People-Building or “nurturing” behaviours hone in on, acknowledge and seek to accentuate individual strengths. Through the habit of authentic appreciation and the practice establishing shared interests, leaders are able to make individuals feel valued and appreciated.

Team-Building refers to behaviours that foster inclusion, building trust and harmony within a team. An example is practicing appropriate inclusion (as opposed to over-inclusion) on e-mails and in meetings. Keeping agreements, including the setting and maintenance of personal boundaries and team standards are crucial to the development of trust within a team.

When combined with the people-building behaviours, these team-building practices create a basis for psychological safety, which we now know (as a result of Google’s Aristotle project and other research by Amy Edmondson) is foundational for high-performance. Having said that, psychological safety on its own does not necessarily lead to high-performance and this is where the remaining dimensions play a crucial role in turing high-functioning teams into high-performing ones: 

System-Building describes those behaviours that serve to organise a team, bringing role clarity, accountability and matching authority. Equally important is the ability to identify the systemic social glitches that have crept into the system programming – the red ‘storylines’ and team-based dramas that are preventing optimal team performance. The 4-D program gave NASA a means of identying and addressing these, bringing greater clarity and certainty to the daily operational performance of its teams.
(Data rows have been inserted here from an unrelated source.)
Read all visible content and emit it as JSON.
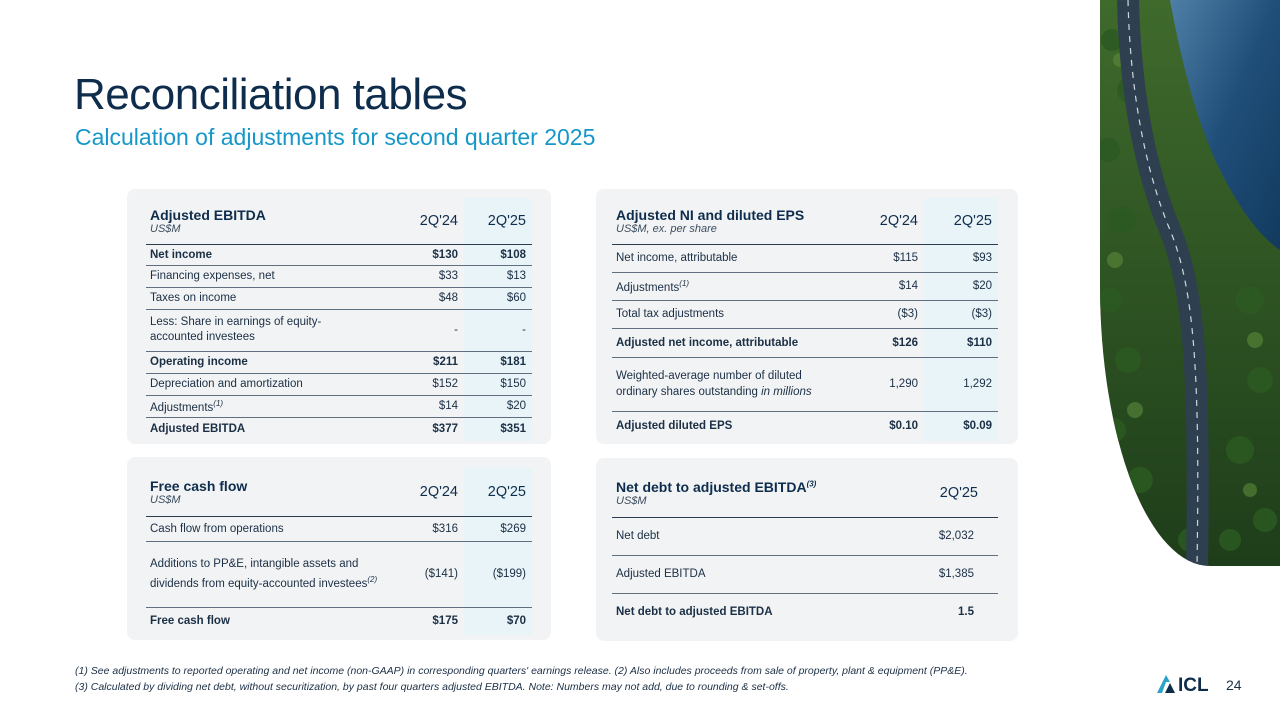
{
  "header": {
    "title": "Reconciliation tables",
    "subtitle": "Calculation of adjustments for second quarter 2025"
  },
  "ebitda": {
    "name": "Adjusted EBITDA",
    "unit": "US$M",
    "col1": "2Q'24",
    "col2": "2Q'25",
    "rows": [
      {
        "label": "Net income",
        "v1": "$130",
        "v2": "$108"
      },
      {
        "label": "Financing expenses, net",
        "v1": "$33",
        "v2": "$13"
      },
      {
        "label": "Taxes on income",
        "v1": "$48",
        "v2": "$60"
      },
      {
        "label": "Less: Share in earnings of equity-accounted investees",
        "v1": "-",
        "v2": "-"
      },
      {
        "label": "Operating income",
        "v1": "$211",
        "v2": "$181"
      },
      {
        "label": "Depreciation and amortization",
        "v1": "$152",
        "v2": "$150"
      },
      {
        "label": "Adjustments",
        "sup": "(1)",
        "v1": "$14",
        "v2": "$20"
      },
      {
        "label": "Adjusted EBITDA",
        "v1": "$377",
        "v2": "$351"
      }
    ]
  },
  "ni": {
    "name": "Adjusted NI and diluted EPS",
    "unit": "US$M, ex. per share",
    "col1": "2Q'24",
    "col2": "2Q'25",
    "rows": [
      {
        "label": "Net income, attributable",
        "v1": "$115",
        "v2": "$93"
      },
      {
        "label": "Adjustments",
        "sup": "(1)",
        "v1": "$14",
        "v2": "$20"
      },
      {
        "label": "Total tax adjustments",
        "v1": "($3)",
        "v2": "($3)"
      },
      {
        "label": "Adjusted net income, attributable",
        "v1": "$126",
        "v2": "$110"
      },
      {
        "label": "Weighted-average number of diluted ordinary shares outstanding",
        "italic": "in millions",
        "v1": "1,290",
        "v2": "1,292"
      },
      {
        "label": "Adjusted diluted EPS",
        "v1": "$0.10",
        "v2": "$0.09"
      }
    ]
  },
  "fcf": {
    "name": "Free cash flow",
    "unit": "US$M",
    "col1": "2Q'24",
    "col2": "2Q'25",
    "rows": [
      {
        "label": "Cash flow from operations",
        "v1": "$316",
        "v2": "$269"
      },
      {
        "label": "Additions to PP&E, intangible assets and dividends from equity-accounted investees",
        "sup": "(2)",
        "v1": "($141)",
        "v2": "($199)"
      },
      {
        "label": "Free cash flow",
        "v1": "$175",
        "v2": "$70"
      }
    ]
  },
  "netdebt": {
    "name": "Net debt to adjusted EBITDA",
    "sup": "(3)",
    "unit": "US$M",
    "col": "2Q'25",
    "rows": [
      {
        "label": "Net debt",
        "v": "$2,032"
      },
      {
        "label": "Adjusted EBITDA",
        "v": "$1,385"
      },
      {
        "label": "Net debt to adjusted EBITDA",
        "v": "1.5"
      }
    ]
  },
  "footnotes": {
    "line1": "(1) See adjustments to reported operating and net income (non-GAAP) in corresponding quarters' earnings release. (2) Also includes proceeds from sale of property, plant & equipment (PP&E).",
    "line2": "(3) Calculated by dividing net debt, without securitization, by past four quarters adjusted EBITDA. Note: Numbers may not add, due to rounding & set-offs."
  },
  "logo_text": "ICL",
  "page_number": "24",
  "colors": {
    "navy": "#0e2d4d",
    "accent": "#1597c9",
    "panel": "#f2f3f4",
    "highlight": "#e8f4f8"
  }
}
Finally, the Idea-Building or ‘visioning’ dimension speaks to a commitment to audacious goals, epitomised by John F. Kennedy’s ‘moon-shot’ speech which ignited the Apollo space program. Underpinning this is the concept of ‘reality-based optimism’ which is defined as ‘the courage to acknowledge uncomfortable truths and then choose the path that leads to the best possible version of the future.’

Underperforming NASA teams tended to show deficits in the ‘Nurturing’ and ‘Including’ behaviours, as opposed to the ‘Directing’ and ‘Visioning’ dimensions and, ironically, it was the relative absence of these so-called ‘soft’ skills that contributed most to mission failures and fatalities. It was not until the 4-Dimensional System introduced these capabilities that balance was restored.